We now have all the ingredients to understand how the vector append example shown at the start of this chapter works. Here, below, is a version of the same code with all the implicit arguments and reveal/hide operations made explicit.

```module VecErasedExplicit
open FStar.Ghost

noeq
type vec a : nat -> Type =
| Nil : vec a 0
| Cons : #n:erased nat -> hd:a -> tl:vec a (reveal n) -> vec a (reveal n + 1)

let rec append #a (#n #m:erased nat) (v0:vec a (reveal n)) (v1:vec a (reveal m))
: Tot (vec a (reveal n + reveal m))
(decreases (reveal n))
= match v0 with
| Nil -> v1
| Cons #_ #n_tl hd tl ->
Cons #a
#(hide (reveal n_tl + reveal m))
hd
(append #a
#n_tl
#m
tl
v1)
```

Definition of vec

In the definition of the inductive type `vec a`, we have two occurrences of `reveal`. Consider `vec a (reveal n)`, the type of the `tl` of the vector. `reveal n` is a ghost computation of type `GTot nat`, so `vec a (reveal n) : GTot Type`. But, since `Type` is non-informative, `GTot Type` is promoted to `Tot Type`. The promotion from `GTot Type` to `Tot Type` is pervasive in F* and enables ghost computations to be freely used in types and other specifications.

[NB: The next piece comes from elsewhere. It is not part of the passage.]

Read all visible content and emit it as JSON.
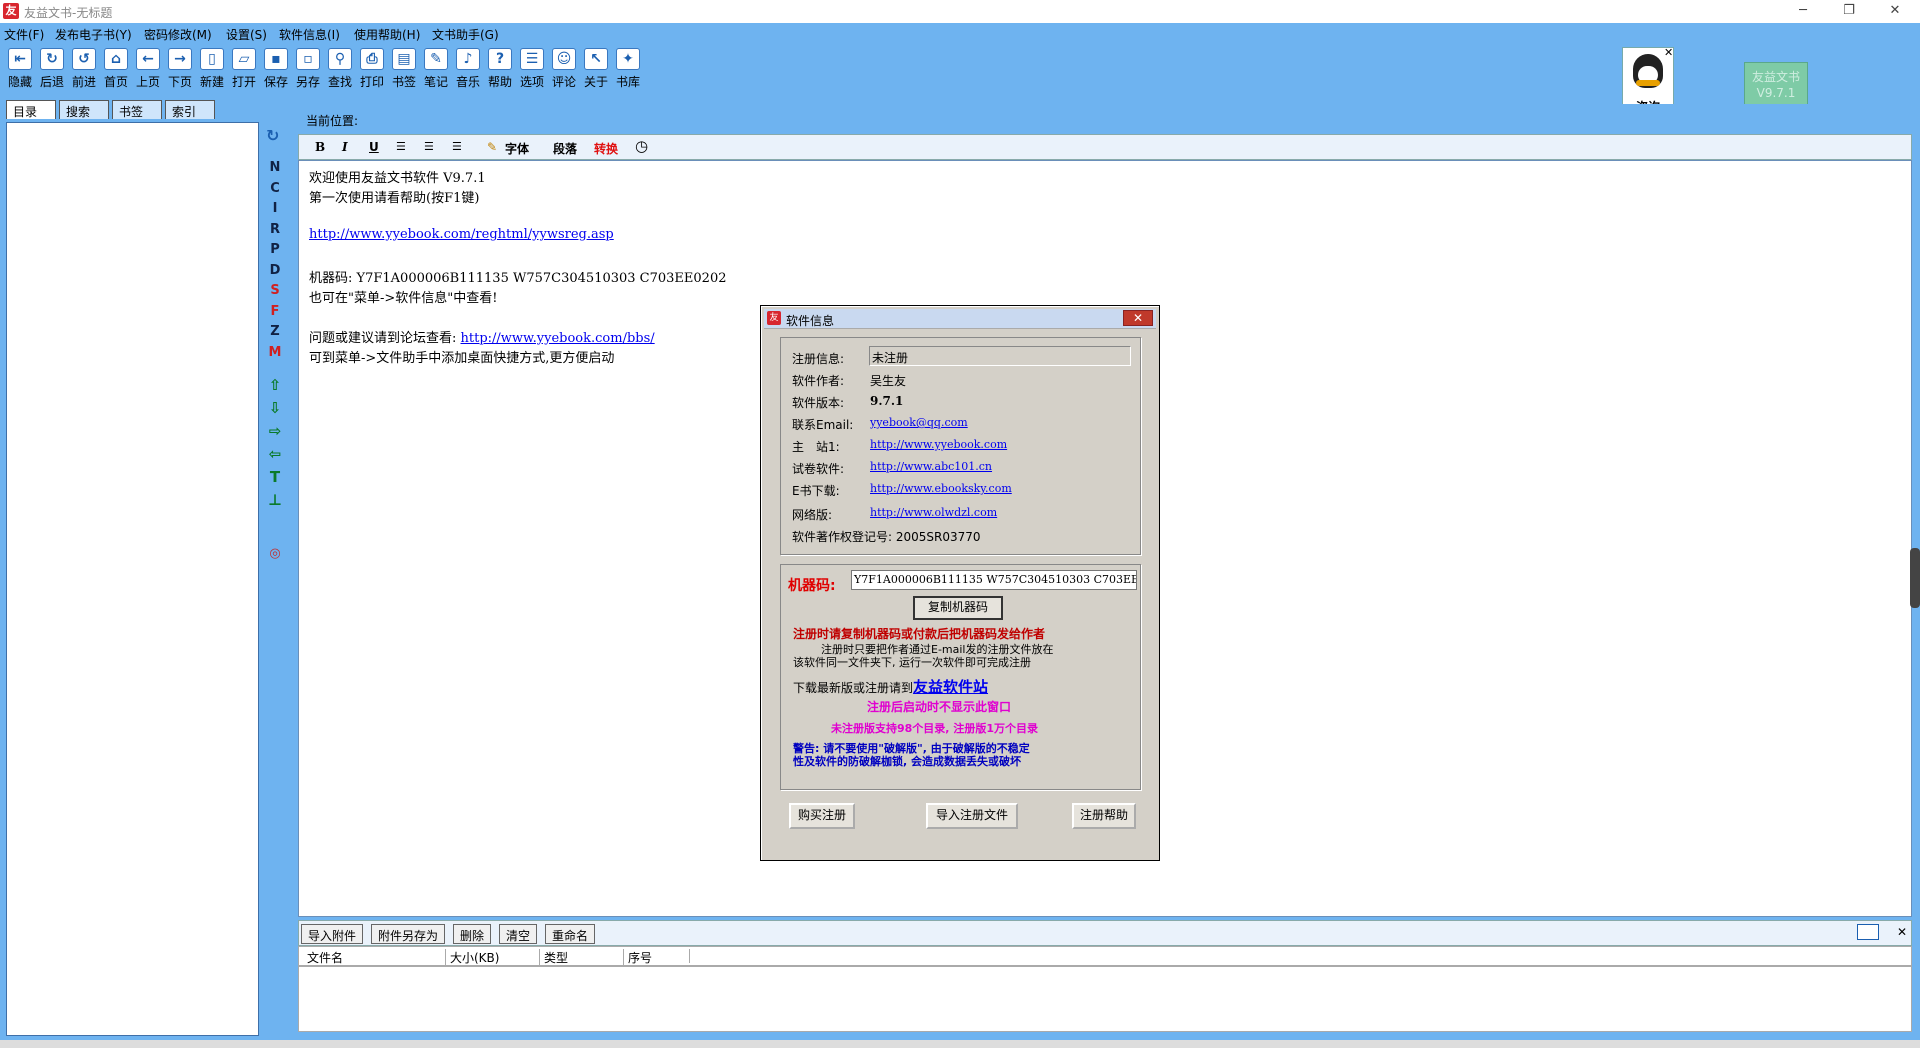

The `vec a (reveal n + 1)` in the result type of `Cons` is similar. Here `reveal n + 1` has type `GTot nat`, but applying it to `vec a` produces a `GTot Type`, which is promoted to ```Tot Type```.

Type of append

The type of `append` has four occurrences of `reveal`. Three of them, in the type of `v0`, `v1`, and the return type behave the same as the typing the fields of `Cons`: the `GTot Type` is promoted to `Tot Type`.

One additional wrinkle is in the decreases clause, where we have an explicit `reveal n`, since what decreases on each recursive call is the `nat` that’s in bijection with the parameter `n`, rather than `n` itself. When F* infers a decreases clause for a function, any erased terms in the clause are automatically revealed.

Definition of append

The recursive call instantiates the index parameters to `n_tl` and `m`, which are both erased.

When constructing the `Cons` node, its index argument is instantiated to `hide (reveal n_tl + reveal m)`. The needless addition is marked with a `hide` enabling that F* compiler to erase it. As we saw before in `factorial_tail_alt`, using `hide` allows one to mingle ghost computations (like `(reveal n - 1)`) with total computations, as needed for specifications and proofs.

All of this is painfully explicit, but the implicit reveal/hide coercions inserted by F* go a long way towards make things relatively smooth.